Dr Marcus Noel, MD, medical oncologist at Georgetown University Lombardi Comprehensive Cancer Center, Washington, DC, USA, and principal investigator of the rESPECT trial, presented an interim update of this Phase 1 trial evaluating eryaspase in combination with mFOLFIRINOX, a fluoropyrimidine- and irinotecan-based chemotherapy regimen, as first-line treatment for advanced pancreatic cancer.

To date, eleven patients have been enrolled with a mean age of 68. Three patients were enrolled at a dose level of 75 U/kg and eight at a dose level of 100 U/kg. The novel combination of mFOLFIRINOX plus eryaspase was well tolerated and no dose limiting toxicity (DLT) was observed. The maximum tolerated dose (MTD) has been declared with 5-FU 2400 mg/m2, Oxaliplatin 85 mg/m2, Irinotecan 150 mg/m2 and eryaspase 100 units/kg.

Among ten patients with imaging available to evaluate response, 5 (50%) had partial response (PR) and 5 (50%) had stable disease (SD), corresponding to a disease control rate (PR + SD) of 100%. One patient with locally advanced disease became eligible for resection after receiving therapy.

Dr Marcus Noel, MD, Principal Investigator of the rESPECT IST, commented: "The early results from the rESPECT study are highly encouraging for the combination of eryaspase and modified FOLFIRINOX in first-line pancreatic cancer, with the MTD now established and initial signs of clinical activity demonstrated. We plan to expand enrolment on rESPECT to further evaluate efficacy. Alongside a group of international experts, we are now in the process of potentially considering a larger study in light of both our experience with rESPECT to date and the results observed in patients treated with the combination of eryaspase and FOLFIRI in TRYbeCA-1."

Abstract # 518 – TRYbeCA-1: A randomized, Phase 3 study of eryaspase in combination with chemotherapy versus chemotherapy alone as second-line treatment in patients with advanced pancreatic adenocarcinoma (NCT03665441).

Prof. Pascal Hammel, MD, PhD, medical oncologist at University Paris-Saclay, Hôpital Paul Brousse (APHP), France, and co-principal investigator of the TRYbeCA-1 trial, presented the final results of this Phase 3 trial. The top-line results had been reported in October 2021.

As reported before, the trial did not meet primary efficacy endpoint of overall survival (OS). The median OS for patients treated with eryaspase plus chemotherapy was 7.5 months (95% CI, 6.5-8.3), compared to 6.7 months (95% CI, 5.4-7.5) for chemotherapy alone.

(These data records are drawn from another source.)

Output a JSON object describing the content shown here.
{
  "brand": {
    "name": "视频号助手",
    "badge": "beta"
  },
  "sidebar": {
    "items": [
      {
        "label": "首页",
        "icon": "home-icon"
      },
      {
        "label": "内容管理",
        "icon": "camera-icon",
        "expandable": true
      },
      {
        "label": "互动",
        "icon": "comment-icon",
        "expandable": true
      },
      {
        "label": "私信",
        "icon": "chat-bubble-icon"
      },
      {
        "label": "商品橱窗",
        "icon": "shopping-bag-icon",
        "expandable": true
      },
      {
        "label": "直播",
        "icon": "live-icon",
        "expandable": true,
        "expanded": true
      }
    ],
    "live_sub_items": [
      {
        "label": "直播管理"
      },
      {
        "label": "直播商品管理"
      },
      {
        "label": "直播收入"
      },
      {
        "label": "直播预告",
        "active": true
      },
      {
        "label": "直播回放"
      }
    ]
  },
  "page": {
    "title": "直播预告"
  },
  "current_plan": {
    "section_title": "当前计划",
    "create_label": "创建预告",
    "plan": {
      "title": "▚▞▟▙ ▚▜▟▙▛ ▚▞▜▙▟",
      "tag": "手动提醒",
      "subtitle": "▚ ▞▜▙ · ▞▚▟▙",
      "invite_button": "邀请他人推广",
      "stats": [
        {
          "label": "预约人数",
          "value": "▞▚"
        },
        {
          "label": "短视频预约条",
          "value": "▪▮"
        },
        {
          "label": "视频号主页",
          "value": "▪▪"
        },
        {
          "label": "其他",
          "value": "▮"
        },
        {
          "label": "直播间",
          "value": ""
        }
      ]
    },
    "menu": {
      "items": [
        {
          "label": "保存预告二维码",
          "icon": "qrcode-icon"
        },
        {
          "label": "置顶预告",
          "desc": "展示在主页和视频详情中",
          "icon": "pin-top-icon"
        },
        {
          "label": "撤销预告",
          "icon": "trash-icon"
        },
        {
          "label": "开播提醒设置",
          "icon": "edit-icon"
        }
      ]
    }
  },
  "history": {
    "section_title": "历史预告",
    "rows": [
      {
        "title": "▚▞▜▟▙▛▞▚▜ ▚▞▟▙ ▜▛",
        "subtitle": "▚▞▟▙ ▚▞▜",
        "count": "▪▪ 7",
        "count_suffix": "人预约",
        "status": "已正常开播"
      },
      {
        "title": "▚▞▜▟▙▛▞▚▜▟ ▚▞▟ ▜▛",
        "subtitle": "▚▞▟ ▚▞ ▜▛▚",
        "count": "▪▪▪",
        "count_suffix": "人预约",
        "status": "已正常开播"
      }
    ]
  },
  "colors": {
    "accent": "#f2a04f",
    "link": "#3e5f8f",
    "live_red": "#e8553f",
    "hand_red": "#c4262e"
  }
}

The prespecified subgroup of patients treated with eryaspase and FOLFIRI, a fluoropyrimidine- and irinotecan-based chemotherapy regimen, demonstrated a nominal increase in median OS of 2.3 months versus FOLFIRI alone, from 5.7 to 8 months (HR = 0.81; 95% CI, 0.6-1.1). The FOLFIRI treated patients represented approximately 42% of the patients in this trial.

The treatment was well tolerated, and the addition of eryaspase did not enhance the cytotoxicity of chemotherapy.

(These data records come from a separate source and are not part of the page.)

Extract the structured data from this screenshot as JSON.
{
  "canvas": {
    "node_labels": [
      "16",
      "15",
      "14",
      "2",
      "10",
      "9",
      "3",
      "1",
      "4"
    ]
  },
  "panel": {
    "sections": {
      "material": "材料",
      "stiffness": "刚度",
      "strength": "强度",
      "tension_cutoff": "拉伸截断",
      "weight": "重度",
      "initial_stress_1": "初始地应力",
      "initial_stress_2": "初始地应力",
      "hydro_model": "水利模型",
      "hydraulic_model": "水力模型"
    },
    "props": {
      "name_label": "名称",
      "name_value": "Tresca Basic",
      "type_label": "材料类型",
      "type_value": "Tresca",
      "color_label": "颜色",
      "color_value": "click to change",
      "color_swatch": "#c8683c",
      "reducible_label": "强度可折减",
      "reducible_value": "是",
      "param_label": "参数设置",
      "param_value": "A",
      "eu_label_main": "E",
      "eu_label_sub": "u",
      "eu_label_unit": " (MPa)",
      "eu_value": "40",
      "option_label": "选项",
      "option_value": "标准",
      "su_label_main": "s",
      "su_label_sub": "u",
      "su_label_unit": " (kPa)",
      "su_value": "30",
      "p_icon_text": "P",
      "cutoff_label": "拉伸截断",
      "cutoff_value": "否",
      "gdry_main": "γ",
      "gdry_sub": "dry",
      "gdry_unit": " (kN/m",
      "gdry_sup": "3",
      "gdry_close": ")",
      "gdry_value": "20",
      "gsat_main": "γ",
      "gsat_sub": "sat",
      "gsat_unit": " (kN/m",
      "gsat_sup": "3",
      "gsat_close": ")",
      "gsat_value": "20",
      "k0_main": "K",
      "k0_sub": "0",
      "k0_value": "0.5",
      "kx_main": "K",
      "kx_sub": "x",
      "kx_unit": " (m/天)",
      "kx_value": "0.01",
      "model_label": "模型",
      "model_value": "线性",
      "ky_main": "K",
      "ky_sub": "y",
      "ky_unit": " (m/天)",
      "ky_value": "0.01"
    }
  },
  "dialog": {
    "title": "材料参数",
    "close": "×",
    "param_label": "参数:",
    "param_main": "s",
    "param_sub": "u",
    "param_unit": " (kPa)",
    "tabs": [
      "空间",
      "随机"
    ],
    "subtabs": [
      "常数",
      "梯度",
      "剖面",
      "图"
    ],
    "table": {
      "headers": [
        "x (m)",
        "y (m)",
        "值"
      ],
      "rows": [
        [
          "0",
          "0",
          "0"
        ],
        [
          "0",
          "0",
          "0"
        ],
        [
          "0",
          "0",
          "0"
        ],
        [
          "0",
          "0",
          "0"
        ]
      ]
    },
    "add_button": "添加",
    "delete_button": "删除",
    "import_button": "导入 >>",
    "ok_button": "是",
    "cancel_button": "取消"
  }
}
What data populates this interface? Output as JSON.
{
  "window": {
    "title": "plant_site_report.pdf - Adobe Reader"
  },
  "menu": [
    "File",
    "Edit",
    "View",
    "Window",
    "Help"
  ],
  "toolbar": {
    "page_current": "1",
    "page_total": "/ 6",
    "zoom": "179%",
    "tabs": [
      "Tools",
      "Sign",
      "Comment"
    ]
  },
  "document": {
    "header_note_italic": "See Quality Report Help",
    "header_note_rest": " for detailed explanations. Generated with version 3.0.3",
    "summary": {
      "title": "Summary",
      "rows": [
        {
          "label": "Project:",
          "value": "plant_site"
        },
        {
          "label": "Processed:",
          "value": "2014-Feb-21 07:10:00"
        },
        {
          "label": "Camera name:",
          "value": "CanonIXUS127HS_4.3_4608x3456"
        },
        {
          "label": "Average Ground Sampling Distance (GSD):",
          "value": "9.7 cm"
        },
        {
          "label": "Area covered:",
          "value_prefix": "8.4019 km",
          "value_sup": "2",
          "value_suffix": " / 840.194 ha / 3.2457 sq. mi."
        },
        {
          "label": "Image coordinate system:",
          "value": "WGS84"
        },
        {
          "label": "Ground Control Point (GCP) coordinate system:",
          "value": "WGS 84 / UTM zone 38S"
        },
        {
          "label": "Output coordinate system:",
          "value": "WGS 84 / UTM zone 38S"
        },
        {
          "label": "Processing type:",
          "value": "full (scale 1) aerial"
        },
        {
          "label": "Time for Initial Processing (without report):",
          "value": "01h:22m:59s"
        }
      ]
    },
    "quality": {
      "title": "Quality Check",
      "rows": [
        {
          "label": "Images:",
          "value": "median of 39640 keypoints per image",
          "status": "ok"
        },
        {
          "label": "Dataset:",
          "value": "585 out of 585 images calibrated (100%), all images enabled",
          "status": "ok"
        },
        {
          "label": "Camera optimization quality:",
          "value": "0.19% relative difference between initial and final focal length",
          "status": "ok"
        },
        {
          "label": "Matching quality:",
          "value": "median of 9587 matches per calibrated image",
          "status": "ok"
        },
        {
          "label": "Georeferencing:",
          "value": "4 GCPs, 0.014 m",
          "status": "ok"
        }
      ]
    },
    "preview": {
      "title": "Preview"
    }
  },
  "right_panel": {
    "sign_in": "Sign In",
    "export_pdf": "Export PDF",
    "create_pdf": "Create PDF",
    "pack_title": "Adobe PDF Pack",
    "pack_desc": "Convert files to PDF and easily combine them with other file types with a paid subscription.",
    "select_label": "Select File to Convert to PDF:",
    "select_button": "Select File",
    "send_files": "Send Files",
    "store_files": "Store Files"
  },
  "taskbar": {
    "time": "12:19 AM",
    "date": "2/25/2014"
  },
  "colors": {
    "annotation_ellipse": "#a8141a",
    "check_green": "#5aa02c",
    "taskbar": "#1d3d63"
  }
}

Following Prof. Hammel’s presentation, the discussant, Dr Nilofer Saba Azad, MD, Department of Oncology, Johns Hopkins Sidney Kimmel Cancer Center, concluded that TRYbeCA-1 was well designed with appropriate power and stratification factors. Furthermore, the study findings open the possibility for additional study of eryaspase in combination with FOLFIRI in neo-adjuvant, adjuvant and first-line settings.

"While it was initially disappointing to be unable to demonstrate an improvement in survival across the entire population in one of the largest prospective second-line pancreatic cancer studies conducted to date, TRYbeCA-1 has improved our understanding of pancreatic cancer in this setting, and importantly, has also identified a potential utility of the combination of eryaspase with fluoropyrimide- and irinotecan-containing regimens in this difficult to treat cancer. I look forward to furthering discussions with the pancreatic cancer community on future potential clinical trials with eryaspase," said Prof. Pascal Hammel, MD, PhD, Co-principal Investigator of the TRYbeCA-1 trial.

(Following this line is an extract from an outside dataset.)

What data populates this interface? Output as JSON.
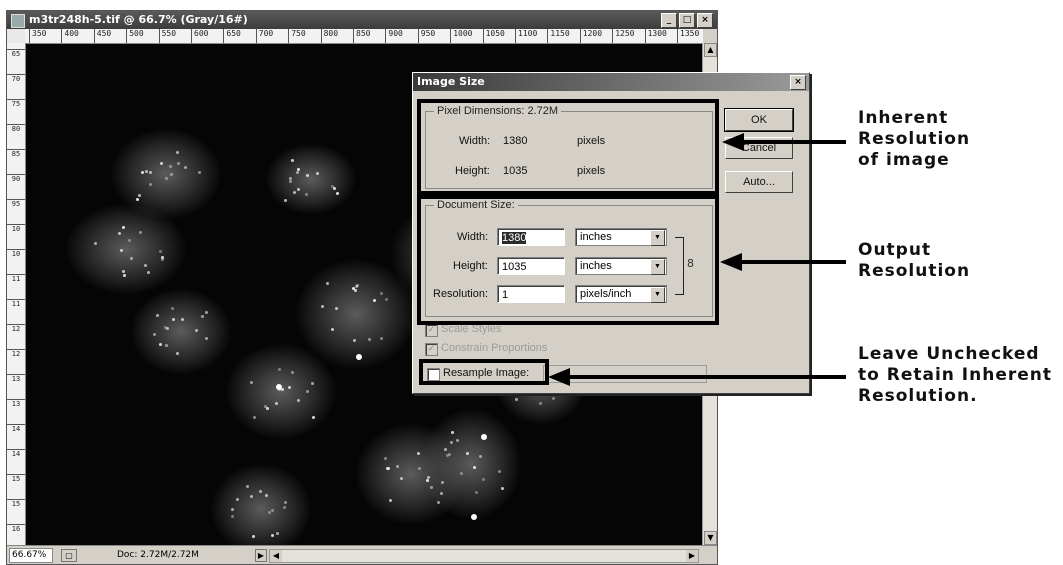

Dr Iman El-Hariry, MD, PhD, Chief Medical Officer at ERYTECH, added: "I would like to thank all investigators and patients who are participating and have participated in the rESPECT and the TRYbeCA-1 studies. Pancreatic cancer remains very difficult to treat with few treatment options, but we have been encouraged by the clinical activity observed with eryaspase in both trials. We continue to evaluate the path forward for potential further clinical development focused on evaluating eryaspase in combination with fluoropyrimidine-and irinotecan-based chemotherapy. Meanwhile, the company is currently preparing a BLA to seek approval for eryaspase for the treatment of ALL patients who developed hypersensitivity to E. coli-derived asparaginase, based on the results of a Phase 2 clinical trial sponsored by the NOPHO group1. The Company intends to submit the BLA in the first quarter of 2022, subject to completion of remaining data requested by the FDA."

TScan Therapeutics Announces FDA Clearance of Investigational New Drug
Application for TSC-100 for the Treatment of Hematologic Malignancies

On January 24, 2022 TScan Therapeutics, Inc. (Nasdaq: TCRX), a biopharmaceutical company focused on the development of T-cell receptor (TCR) engineered T cell therapies (TCR-T) for the treatment of patients with cancer, reported that the U.S. Food and Drug Administration (FDA) has cleared its investigational new drug (IND) application to evaluate TSC-100 for the treatment of patients with hematologic malignancies who are undergoing allogeneic hematopoietic cell transplantation (HCT) (Press release, TScan Therapeutics, JAN 24, 2022, View Source [SID1234606728]). The target of TSC-100 is the minor histocompatibility antigen HA-1, which is a lineage-specific antigen found on blood cells. The Company will now submit the clinical protocol to Institutional Review Boards (IRB) for the initial study sites and expects to begin dosing patients in the first half of 2022.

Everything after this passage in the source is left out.